Today was an exasperating day. It was all set up to be a good day, free of some of the work that has plagued me for the last week. I was even kerplunking on the interwebs when dum dum duuuummm, I was reminded that the deadline for a project was staring me in the face. I had thought the work wasn't due for another month -- I really did. I went back into my notes and saw that the due date had been buried -- of course my fault for not having paid more attention, but buried nonetheless. Then I was put in charge of my little end of it, which is kind of cool because I love projects, but I felt like a complete idiot for totally having forgotten about the whole thing, not even knowing what was going on when it was mentioned. Oy vey! I hope I made up for it by getting right on it, but. . .well, we'll see. Way to go, Earnest, starting off that first year right. Sigh.

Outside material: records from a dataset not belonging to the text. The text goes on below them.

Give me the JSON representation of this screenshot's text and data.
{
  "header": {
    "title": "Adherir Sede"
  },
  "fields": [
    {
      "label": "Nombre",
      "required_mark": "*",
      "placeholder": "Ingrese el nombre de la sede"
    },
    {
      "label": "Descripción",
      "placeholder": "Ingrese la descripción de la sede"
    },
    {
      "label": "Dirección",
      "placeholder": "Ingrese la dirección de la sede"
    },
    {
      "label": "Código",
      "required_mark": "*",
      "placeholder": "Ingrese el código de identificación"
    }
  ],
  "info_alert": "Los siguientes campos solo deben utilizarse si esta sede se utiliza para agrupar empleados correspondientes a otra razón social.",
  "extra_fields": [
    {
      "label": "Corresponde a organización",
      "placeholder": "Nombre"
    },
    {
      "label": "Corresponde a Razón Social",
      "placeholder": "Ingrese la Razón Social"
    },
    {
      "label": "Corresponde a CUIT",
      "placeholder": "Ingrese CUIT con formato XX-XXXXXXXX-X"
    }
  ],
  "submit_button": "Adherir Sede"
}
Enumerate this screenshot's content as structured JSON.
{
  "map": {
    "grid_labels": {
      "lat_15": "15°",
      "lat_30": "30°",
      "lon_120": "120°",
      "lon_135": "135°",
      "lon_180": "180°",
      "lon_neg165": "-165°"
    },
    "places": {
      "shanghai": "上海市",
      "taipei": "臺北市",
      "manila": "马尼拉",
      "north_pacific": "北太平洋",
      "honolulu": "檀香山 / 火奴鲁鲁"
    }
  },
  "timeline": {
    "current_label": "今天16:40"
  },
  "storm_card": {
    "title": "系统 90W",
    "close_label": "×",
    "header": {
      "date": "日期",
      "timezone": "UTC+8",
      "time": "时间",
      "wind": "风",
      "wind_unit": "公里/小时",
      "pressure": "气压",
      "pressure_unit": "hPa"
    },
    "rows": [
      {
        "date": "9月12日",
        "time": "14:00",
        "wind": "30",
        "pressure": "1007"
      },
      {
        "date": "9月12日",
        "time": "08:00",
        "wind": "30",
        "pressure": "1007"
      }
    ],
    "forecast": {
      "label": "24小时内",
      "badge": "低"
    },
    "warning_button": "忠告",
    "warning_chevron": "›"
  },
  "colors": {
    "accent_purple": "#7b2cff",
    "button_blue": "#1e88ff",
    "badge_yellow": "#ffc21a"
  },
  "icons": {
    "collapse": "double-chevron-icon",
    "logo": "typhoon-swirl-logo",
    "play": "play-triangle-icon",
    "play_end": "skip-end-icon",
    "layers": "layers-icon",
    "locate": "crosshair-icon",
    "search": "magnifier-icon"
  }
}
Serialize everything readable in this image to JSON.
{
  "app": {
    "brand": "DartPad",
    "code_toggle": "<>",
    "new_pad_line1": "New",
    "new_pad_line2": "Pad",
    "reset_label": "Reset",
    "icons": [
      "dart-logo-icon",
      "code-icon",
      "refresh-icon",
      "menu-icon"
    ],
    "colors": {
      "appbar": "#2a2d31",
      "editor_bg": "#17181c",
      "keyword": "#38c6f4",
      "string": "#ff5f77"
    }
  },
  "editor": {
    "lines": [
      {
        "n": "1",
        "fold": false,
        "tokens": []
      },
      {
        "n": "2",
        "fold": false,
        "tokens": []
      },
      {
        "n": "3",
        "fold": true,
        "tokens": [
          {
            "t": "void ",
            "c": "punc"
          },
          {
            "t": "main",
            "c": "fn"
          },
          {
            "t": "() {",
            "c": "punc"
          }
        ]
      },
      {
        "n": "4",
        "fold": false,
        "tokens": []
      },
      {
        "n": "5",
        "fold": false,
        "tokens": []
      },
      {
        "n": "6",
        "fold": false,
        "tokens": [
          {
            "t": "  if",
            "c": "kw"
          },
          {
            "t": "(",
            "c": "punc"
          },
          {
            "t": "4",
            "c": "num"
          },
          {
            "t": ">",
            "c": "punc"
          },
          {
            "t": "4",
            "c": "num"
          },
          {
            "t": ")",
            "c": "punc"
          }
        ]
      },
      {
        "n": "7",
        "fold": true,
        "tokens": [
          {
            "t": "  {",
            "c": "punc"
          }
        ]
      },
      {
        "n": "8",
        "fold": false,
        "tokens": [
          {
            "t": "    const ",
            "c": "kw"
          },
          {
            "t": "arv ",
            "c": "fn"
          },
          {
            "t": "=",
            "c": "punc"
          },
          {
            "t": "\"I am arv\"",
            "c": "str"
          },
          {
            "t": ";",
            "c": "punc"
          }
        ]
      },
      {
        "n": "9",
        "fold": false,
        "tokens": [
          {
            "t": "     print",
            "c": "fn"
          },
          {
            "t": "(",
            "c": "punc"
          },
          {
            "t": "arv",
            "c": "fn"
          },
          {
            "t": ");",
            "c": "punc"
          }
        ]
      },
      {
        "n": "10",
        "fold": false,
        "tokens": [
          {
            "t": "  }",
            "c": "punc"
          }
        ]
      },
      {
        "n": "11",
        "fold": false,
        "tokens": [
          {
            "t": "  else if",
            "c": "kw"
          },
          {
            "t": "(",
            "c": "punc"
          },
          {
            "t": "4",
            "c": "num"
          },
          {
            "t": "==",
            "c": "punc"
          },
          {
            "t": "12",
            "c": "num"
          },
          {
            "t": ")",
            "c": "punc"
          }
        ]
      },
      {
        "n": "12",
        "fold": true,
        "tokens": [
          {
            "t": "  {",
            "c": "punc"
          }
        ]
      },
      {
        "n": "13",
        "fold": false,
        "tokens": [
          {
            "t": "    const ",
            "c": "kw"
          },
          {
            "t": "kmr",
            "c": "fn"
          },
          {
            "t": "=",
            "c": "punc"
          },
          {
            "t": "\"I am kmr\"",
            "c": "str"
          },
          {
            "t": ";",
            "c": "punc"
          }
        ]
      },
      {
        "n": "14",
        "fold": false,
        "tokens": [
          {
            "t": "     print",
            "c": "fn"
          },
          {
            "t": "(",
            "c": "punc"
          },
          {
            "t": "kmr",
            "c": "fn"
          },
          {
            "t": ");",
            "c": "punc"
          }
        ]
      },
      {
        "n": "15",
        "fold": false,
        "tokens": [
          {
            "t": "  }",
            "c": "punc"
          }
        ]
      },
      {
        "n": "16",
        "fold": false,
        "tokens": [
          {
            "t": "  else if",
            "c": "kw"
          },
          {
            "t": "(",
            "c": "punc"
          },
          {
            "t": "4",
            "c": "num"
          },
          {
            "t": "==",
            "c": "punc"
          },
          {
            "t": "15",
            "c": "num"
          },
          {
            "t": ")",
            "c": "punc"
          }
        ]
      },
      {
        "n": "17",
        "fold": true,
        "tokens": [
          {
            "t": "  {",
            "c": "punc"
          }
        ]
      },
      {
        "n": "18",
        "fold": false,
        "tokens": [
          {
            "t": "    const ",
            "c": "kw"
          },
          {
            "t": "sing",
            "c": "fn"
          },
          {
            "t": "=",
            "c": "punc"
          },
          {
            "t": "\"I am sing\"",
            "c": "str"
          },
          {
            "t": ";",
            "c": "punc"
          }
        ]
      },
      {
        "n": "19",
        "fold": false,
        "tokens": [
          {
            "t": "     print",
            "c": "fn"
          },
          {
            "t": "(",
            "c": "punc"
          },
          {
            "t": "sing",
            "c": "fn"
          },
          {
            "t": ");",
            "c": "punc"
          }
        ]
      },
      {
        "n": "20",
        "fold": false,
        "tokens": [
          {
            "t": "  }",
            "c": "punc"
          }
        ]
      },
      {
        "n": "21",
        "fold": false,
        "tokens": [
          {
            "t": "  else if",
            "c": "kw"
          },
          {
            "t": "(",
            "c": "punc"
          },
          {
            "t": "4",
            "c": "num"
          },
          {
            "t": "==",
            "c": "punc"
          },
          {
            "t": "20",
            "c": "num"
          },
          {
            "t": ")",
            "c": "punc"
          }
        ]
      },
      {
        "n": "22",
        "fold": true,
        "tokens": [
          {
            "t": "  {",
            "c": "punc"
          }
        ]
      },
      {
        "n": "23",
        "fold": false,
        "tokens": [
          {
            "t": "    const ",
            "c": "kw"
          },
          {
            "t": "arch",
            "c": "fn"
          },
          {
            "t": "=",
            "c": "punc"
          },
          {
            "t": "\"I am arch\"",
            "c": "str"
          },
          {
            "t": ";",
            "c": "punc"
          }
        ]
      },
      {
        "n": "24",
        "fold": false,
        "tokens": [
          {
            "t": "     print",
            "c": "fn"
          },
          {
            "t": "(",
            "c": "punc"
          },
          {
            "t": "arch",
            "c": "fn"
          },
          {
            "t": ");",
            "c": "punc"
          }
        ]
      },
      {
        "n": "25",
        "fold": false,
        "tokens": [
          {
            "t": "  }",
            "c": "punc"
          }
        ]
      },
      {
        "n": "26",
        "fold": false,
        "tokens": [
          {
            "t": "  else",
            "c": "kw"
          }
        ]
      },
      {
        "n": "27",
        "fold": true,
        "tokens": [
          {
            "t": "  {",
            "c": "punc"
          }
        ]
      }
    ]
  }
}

And then. . .students. What are they thinking? Now, I often have mixed feelings when faculty complain about students, but now really. Sometimes you just have to kvetch. (Partly because Absurdist Lover just can't stand hearing about it anymore.) So what I want to say is students, there are these things called due dates. They are not fuzzy rolling deadlines, but hard definite due dates. When the moment has passed, your paper is late. The late policy is on the syllabus. It's all really very simple. Today, students' special requests and begging for special consideration got so bad that when one student just came up to me and said s/he didn't have hir paper and knew it was late and the late policy applied, I nearly wept with joy for someone who just got it. Part of me thinks that maybe I'm overreacting and this is not a sign of the decline of civilization, but I really do see a difference between these students and students I've taught in the past. Some just have this sense that the rules don't apply to them. (Can you say entitlement?) The worst thing about all this is that most of my students are fine, interesting people who believe in the deadlines and really try to do their work and understand the requirements -- but these others just stand out so much in my head that it's generally dispiriting about the whole enterprise. I have to work on not letting a few rotten apples spoil the bunch for me.
Today was a great example of my exhaustion. I came home and hung out with Absurdist Baby, partly to give AL a break and partly because he's my baby and I love him and want to be with him, and I was okay for a while until after dinner when I basically just kind of passed out. (Absurdist Lover knew it was happening before I did so it's not like AB was in danger of not being watched or anything.) I woke back up and fed the baby some solids and everything, but now, the perfect time to go to bed and try to make up some of that sleep I miss when AB wakes me up at 5am, I'm not that tired and what's more, I don't wanna. This is the hardest thing for me -- not having any time for myself, so I stay up late in order to have some time, then I'm even more exhausted for everything. I think living alone for such a long time and being deeply inside of all that quiet (to the point that it was deafening at times, to mix a metaphor) makes it hard for me now when I'm used to all that quiet alone time but it's really not there to be had. But of course even when I was a kid I needed a lot of alone time. I really don't want to become my mother, but when I was a kid she also used to stay up half the night in order to be alone too.
By the way, before we moved, both our cats had gotten sick and had to be put to sleep. So we've been catless, until recently when a little grey and orangey girlcat was found sleeping inside a hose. It seems now we have a cat. Of course, we really should ask around the neighborhood and mean to, but she so fits in around here that it's hard to even want to. She's been here a week and already knows that she can run the place, stealing my water, jumping into the baby's playpen, and stretching out on the boppy when the baby is eating. For all this, she puts up with AB bopping her in the face and pulling her ears. She's sitting next to me now, purring. Her still happiness can teach me something.
Tomorrow is Friday, people. Woo hoo!